Deux ans après avoir planché sur PRhyme avec son ami de longue date, DJ Premier, Royce revient (enfin) en solo cinq ans après le décevant SUCCESS IS CERTAIN. Royce fait parti de la catégorie des « spitterific emcee », le genre de rappeur qui met le feu au micro et abasourdit l’auditoire de par sa technicité et la profondeur de ses textes. Quelque chose qui avait fait largement plouf lors de son dernier essai en solo. LAYERS a pour objectif de se vouloir plus consistant et fourni, comme le suggère son titre. Il est venu le temps d’en faire l’analyse.

L’album commence tambour battant par le titre « Tabernacle » qui s’avère être le récit d’une journée charnière pour la vie (et carrière) du rappeur de Détroit. En effet, le 19 décembre 1997 Royce a connu la joie de voir son fils naitre, la douleur de perdre sa grand-mère et la bénédiction de rencontrer Eminem. Une histoire tellement surréaliste qu’elle semble fictive, pourtant le rappeur y dévoile bien un moment clé de sa vie. Avec le recule c’est même une excellente manière de débuter l’album étant donné que c’est exactement ce qu’il cherche à faire avec ce projet. Se dévoiler au public, car oui c’est un emcee hors norme mais il veut que ses fans sachent d’où il vient et comprennent sa vision des choses. Aussi bien personnelle par rapport à ses expériences qu’à son approche sociologique de son pays.

As soon as I get to the hospital they tell me that my granny didn’t make it
She just died, I’m feelin’ helpless, it hurt me
On the flip side, my little boy is healthy in the nursery
I picked him up, looked in his eyes for the first time and just cried

C’est ce qu’il fait tout au long de l’album avec le titre « America », entre autres, dans lequel il dresse une critique cinglante du système américain vis-à-vis des afro-américains. Il expose la théorie -déjà bien connue- que dès l’école, on fait comprendre aux noirs qu’ils n’ont que trois possibilités dans la vie : le basket, le rap ou la vente de drogue. Royce aborde également ce sujet sur l’excellent « Dope! ». Pour s’en sortir, il faut être son propre esclave, se donner des coups de fouet pour se surpasser et devenir son propre maitre. C’est la quête qu’il a lui-même menée, sans vraiment de difficulté avoue-t-il finalement sur « Hard ».

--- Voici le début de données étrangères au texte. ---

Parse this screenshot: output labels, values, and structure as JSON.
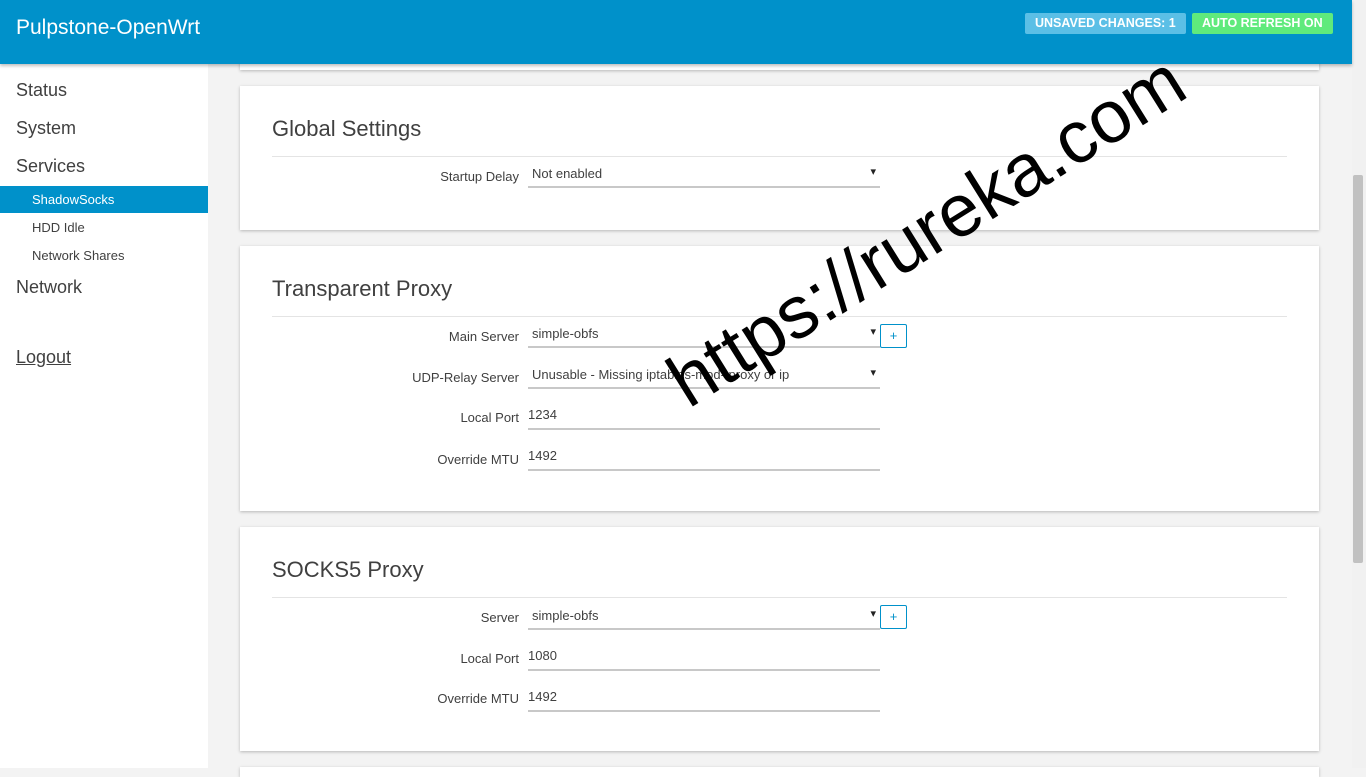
{
  "header": {
    "brand": "Pulpstone-OpenWrt",
    "unsaved_badge": "UNSAVED CHANGES: 1",
    "refresh_badge": "AUTO REFRESH ON"
  },
  "sidebar": {
    "items": [
      {
        "label": "Status"
      },
      {
        "label": "System"
      },
      {
        "label": "Services"
      },
      {
        "label": "ShadowSocks",
        "active": true
      },
      {
        "label": "HDD Idle"
      },
      {
        "label": "Network Shares"
      },
      {
        "label": "Network"
      }
    ],
    "logout": "Logout"
  },
  "global_settings": {
    "title": "Global Settings",
    "startup_delay_label": "Startup Delay",
    "startup_delay_value": "Not enabled"
  },
  "transparent_proxy": {
    "title": "Transparent Proxy",
    "main_server_label": "Main Server",
    "main_server_value": "simple-obfs",
    "udp_relay_label": "UDP-Relay Server",
    "udp_relay_value": "Unusable - Missing iptables-mod-tproxy or ip",
    "local_port_label": "Local Port",
    "local_port_value": "1234",
    "mtu_label": "Override MTU",
    "mtu_value": "1492",
    "add_label": "+"
  },
  "socks5_proxy": {
    "title": "SOCKS5 Proxy",
    "server_label": "Server",
    "server_value": "simple-obfs",
    "local_port_label": "Local Port",
    "local_port_value": "1080",
    "mtu_label": "Override MTU",
    "mtu_value": "1492",
    "add_label": "+"
  },
  "icons": {
    "caret": "▾"
  },
  "watermark": "https://rureka.com",
  "colors": {
    "accent": "#0091ca",
    "unsaved": "#5bbfe6",
    "refresh": "#5fea7c"
  }
}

The spirit broken and so the wife and kids are born into only knowing the White Castle menu
While the richest born into white castles
Attending Bar Mitzvahs, the future of us n*ggas is in syringes
We meant for the NFL, injure the NBA

L’album vient également se reposer sur des chansons sur lesquelles Royce Da 5’9″ (d’après sa taille) fait une démonstration au micro (« Wait »). Quant au titre s’inspirant du nom de l’album (« Layers »), il apporte un angle encore différent à la vision des choses de Royce. Sur ce titre, le emcee de Détroit est rejoint par Pusha T et Rick Ross sur une production de Mr. Porter. Les trois rappeurs argumentent sur le manque de consistance de certains confrères tout en plaidoyant que le rap est général moqué par son manque d’épaisseur et profondeur.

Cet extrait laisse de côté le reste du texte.